The 24 hours of a day

It+still+feels+like+late+2021%2C+which+is+when+this+photo+was+taken.

It still feels like late 2021, which is when this photo was taken.

As I’m writing this, the clock on the mantel is audibly ticking behind me. Each click is another second of my life I’ll never get back. I can’t rewind the clock’s golden hand, no matter how much I long for it to stay still. 

Twenty-one hours later, I’m writing this in Spanish class. The distinct green walls envelop me as I glance toward the clock hanging above the door. Time is an immovable force. It will keep going forward, and forward, and forward, and nothing will stop that. This isn’t an unknown fact, or a discovery I’m attempting to claim, but it’s something I constantly seem to forget. On occasion, time fades into the background and exists as nothing more than an ever-present measure of moments. Other times, I can feel it passing me by, and I feel empty and scared as I’m reminded; every minute spent sitting at my desk is another minute I could be out in the world truly living.

However, I find inexplicable gratefulness within feeling overwhelmed.

Time isn’t consistent. Sometimes, an hour is how long a class is. Other times, it’s twelve five-minute periods. It can be how much longer volleyball practice will last. It can feel like forever or nothing at all. I spend hours doing nothing and staring at walls, thinking about everything I could be doing. It’s overwhelming. However, I find inexplicable gratefulness within feeling overwhelmed. I could read a book, I could watch a movie, I could go for a walk, I could play my trumpet, I could write another column, I could do a cartwheel if I wanted to. I want to say I’ve never taken all this for granted, but I have. Of all the endless possibilities each moment contains, I choose to write this so I have a little less to write over the weekend.

Four days have passed since I’ve worked on this. In the span of those four days, I’ve figure skated, watched a movie, been to Detroit and back, and played volleyball.

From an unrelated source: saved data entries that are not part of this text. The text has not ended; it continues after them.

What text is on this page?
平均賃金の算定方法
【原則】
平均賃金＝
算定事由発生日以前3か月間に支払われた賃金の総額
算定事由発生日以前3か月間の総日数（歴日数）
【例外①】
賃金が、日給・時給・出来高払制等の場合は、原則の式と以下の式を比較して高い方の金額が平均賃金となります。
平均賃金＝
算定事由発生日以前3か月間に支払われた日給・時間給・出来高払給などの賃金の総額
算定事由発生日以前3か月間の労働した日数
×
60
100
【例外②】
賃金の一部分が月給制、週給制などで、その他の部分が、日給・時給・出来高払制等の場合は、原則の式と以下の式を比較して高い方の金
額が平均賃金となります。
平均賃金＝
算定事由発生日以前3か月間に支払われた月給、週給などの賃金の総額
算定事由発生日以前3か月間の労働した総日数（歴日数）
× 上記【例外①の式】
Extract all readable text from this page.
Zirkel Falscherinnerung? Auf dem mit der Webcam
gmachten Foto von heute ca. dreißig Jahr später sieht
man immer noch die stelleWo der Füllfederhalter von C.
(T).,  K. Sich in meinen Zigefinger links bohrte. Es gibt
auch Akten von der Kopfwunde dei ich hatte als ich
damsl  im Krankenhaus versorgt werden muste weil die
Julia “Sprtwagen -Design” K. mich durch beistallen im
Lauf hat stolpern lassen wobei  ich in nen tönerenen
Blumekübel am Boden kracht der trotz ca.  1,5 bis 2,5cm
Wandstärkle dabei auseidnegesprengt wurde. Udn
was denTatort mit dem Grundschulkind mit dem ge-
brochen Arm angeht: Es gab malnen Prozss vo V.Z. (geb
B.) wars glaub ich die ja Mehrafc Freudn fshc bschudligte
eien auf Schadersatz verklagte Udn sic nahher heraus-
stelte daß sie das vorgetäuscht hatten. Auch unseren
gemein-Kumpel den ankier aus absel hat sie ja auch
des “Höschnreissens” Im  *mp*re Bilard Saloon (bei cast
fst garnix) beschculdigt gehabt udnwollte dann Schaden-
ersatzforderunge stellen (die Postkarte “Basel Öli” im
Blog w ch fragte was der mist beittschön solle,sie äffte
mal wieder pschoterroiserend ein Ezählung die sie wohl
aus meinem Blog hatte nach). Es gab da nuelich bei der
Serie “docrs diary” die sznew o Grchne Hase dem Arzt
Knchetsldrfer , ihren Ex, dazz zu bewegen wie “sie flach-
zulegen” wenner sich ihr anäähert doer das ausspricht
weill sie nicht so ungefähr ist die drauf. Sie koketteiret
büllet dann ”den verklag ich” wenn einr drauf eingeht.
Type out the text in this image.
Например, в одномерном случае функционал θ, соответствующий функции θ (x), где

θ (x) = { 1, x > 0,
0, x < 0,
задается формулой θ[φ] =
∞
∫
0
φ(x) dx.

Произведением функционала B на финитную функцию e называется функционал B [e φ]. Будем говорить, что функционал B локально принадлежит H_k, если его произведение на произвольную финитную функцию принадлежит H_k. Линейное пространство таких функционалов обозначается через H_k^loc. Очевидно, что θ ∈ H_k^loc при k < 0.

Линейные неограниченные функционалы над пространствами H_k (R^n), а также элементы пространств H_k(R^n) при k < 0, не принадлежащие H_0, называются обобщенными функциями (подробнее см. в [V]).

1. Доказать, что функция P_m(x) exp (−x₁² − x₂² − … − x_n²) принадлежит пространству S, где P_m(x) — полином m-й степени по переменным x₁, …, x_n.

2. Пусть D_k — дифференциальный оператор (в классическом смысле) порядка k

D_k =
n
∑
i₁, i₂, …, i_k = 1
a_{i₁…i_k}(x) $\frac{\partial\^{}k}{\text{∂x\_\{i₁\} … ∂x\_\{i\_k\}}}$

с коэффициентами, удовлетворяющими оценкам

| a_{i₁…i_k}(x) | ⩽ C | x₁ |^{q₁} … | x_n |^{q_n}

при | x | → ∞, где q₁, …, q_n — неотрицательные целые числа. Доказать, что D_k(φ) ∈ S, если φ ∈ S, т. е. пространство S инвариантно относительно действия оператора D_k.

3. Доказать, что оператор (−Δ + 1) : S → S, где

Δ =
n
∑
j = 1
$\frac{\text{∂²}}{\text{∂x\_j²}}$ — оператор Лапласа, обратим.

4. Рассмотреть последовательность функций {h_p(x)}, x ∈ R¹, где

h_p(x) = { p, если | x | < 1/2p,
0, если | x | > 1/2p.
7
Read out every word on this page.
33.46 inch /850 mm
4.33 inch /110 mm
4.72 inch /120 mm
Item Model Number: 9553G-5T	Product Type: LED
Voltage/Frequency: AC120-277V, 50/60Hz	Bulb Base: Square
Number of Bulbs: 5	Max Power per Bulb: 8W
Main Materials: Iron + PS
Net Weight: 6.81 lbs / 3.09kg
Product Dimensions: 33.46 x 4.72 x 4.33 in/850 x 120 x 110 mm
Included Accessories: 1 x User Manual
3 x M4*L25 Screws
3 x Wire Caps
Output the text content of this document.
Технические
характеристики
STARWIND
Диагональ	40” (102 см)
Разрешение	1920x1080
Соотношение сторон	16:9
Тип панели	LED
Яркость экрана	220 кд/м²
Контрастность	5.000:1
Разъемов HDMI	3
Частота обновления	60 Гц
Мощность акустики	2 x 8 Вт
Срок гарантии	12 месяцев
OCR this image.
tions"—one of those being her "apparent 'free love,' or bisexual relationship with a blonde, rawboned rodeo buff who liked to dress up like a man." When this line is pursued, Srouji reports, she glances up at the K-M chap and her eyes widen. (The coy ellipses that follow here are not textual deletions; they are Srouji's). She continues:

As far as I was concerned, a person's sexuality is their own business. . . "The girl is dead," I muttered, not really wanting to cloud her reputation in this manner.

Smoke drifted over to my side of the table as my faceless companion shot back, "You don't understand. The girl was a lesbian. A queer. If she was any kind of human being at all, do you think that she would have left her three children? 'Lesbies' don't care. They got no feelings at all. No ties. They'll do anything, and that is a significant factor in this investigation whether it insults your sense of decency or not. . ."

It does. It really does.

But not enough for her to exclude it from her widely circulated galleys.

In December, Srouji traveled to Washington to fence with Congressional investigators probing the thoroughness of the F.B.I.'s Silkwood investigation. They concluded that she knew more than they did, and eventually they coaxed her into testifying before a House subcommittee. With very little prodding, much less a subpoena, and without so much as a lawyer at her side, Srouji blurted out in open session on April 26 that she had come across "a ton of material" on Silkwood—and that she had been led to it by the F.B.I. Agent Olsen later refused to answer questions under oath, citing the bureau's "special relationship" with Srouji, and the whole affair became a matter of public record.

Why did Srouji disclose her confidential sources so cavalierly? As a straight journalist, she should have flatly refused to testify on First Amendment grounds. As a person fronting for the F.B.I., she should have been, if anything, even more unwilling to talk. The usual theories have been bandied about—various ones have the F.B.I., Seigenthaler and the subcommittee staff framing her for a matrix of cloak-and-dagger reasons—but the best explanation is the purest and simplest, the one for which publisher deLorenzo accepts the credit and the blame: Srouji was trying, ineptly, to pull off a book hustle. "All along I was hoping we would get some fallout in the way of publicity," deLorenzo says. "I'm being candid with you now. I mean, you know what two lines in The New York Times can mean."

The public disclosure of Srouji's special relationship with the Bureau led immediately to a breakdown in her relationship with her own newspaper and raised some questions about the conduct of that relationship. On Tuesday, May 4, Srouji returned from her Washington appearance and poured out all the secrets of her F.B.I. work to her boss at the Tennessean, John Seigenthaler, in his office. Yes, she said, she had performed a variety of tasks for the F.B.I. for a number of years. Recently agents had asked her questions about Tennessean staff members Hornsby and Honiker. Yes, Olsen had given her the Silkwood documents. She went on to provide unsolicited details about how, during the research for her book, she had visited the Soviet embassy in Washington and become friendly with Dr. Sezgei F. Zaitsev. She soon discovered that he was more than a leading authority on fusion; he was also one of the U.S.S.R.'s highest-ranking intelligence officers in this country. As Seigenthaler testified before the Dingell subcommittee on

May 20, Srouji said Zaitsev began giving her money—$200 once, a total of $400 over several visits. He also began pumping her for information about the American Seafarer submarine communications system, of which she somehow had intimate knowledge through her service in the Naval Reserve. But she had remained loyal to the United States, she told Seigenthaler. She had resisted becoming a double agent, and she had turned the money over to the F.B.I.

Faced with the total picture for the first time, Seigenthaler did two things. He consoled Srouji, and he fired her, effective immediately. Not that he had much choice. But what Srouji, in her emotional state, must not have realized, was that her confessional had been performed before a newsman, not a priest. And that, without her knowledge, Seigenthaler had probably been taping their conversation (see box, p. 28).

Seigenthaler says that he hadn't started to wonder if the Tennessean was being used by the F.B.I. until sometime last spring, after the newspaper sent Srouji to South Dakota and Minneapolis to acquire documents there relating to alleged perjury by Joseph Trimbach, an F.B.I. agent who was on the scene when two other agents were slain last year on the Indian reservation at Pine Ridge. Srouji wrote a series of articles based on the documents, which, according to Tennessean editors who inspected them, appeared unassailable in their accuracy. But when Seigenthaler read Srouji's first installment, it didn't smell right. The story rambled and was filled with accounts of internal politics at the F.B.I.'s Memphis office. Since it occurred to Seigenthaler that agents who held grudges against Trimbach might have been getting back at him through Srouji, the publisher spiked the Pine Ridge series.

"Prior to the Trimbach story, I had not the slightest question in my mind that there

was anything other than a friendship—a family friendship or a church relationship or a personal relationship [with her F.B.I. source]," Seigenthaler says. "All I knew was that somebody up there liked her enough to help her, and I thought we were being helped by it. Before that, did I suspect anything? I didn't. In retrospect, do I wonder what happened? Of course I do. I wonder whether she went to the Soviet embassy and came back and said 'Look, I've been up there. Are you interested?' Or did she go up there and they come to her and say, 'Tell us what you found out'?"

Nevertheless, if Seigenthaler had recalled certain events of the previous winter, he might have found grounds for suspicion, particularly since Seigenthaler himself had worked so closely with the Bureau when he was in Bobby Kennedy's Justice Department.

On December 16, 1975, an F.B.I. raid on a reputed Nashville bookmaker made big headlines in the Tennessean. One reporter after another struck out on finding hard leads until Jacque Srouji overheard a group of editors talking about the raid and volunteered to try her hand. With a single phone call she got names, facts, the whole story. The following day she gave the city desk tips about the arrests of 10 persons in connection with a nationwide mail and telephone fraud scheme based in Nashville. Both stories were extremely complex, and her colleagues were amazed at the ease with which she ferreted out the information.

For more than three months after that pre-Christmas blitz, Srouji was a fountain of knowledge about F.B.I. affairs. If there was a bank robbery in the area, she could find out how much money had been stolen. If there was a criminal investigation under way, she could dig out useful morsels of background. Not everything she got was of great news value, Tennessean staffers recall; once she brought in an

It seems like a lot, but I feel like a second ago, I was sitting in Spanish class. In four more days, I’ve completed another week of school. Each week will be very similar to the last until spring break, then each of those weeks will be similar, until summer, and again, until the next thing. There’s always something in the distance to look forward to, which is theoretically a good thing. But what about the time between the landmarks? Life should be more than looking ahead. For many, it is, as they do everything in their power to ‘live in the moment.’ I wish I could do that. Instead, I live deadline to deadline, break to break, well aware that I’m wasting my high school years. 

Although in the back of my mind, I know that I’m not truly wasting them, I still have four years to spend sixth hour laughing until I cry. I have four years to procrastinate and complain about homework assignments that will end up taking ten minutes. I have four years of getting Starbucks on hour-delay days. The little moments are what life is composed of, whether they’re the most memorable or not. Just because life is moving too fast doesn’t mean I can’t enjoy it.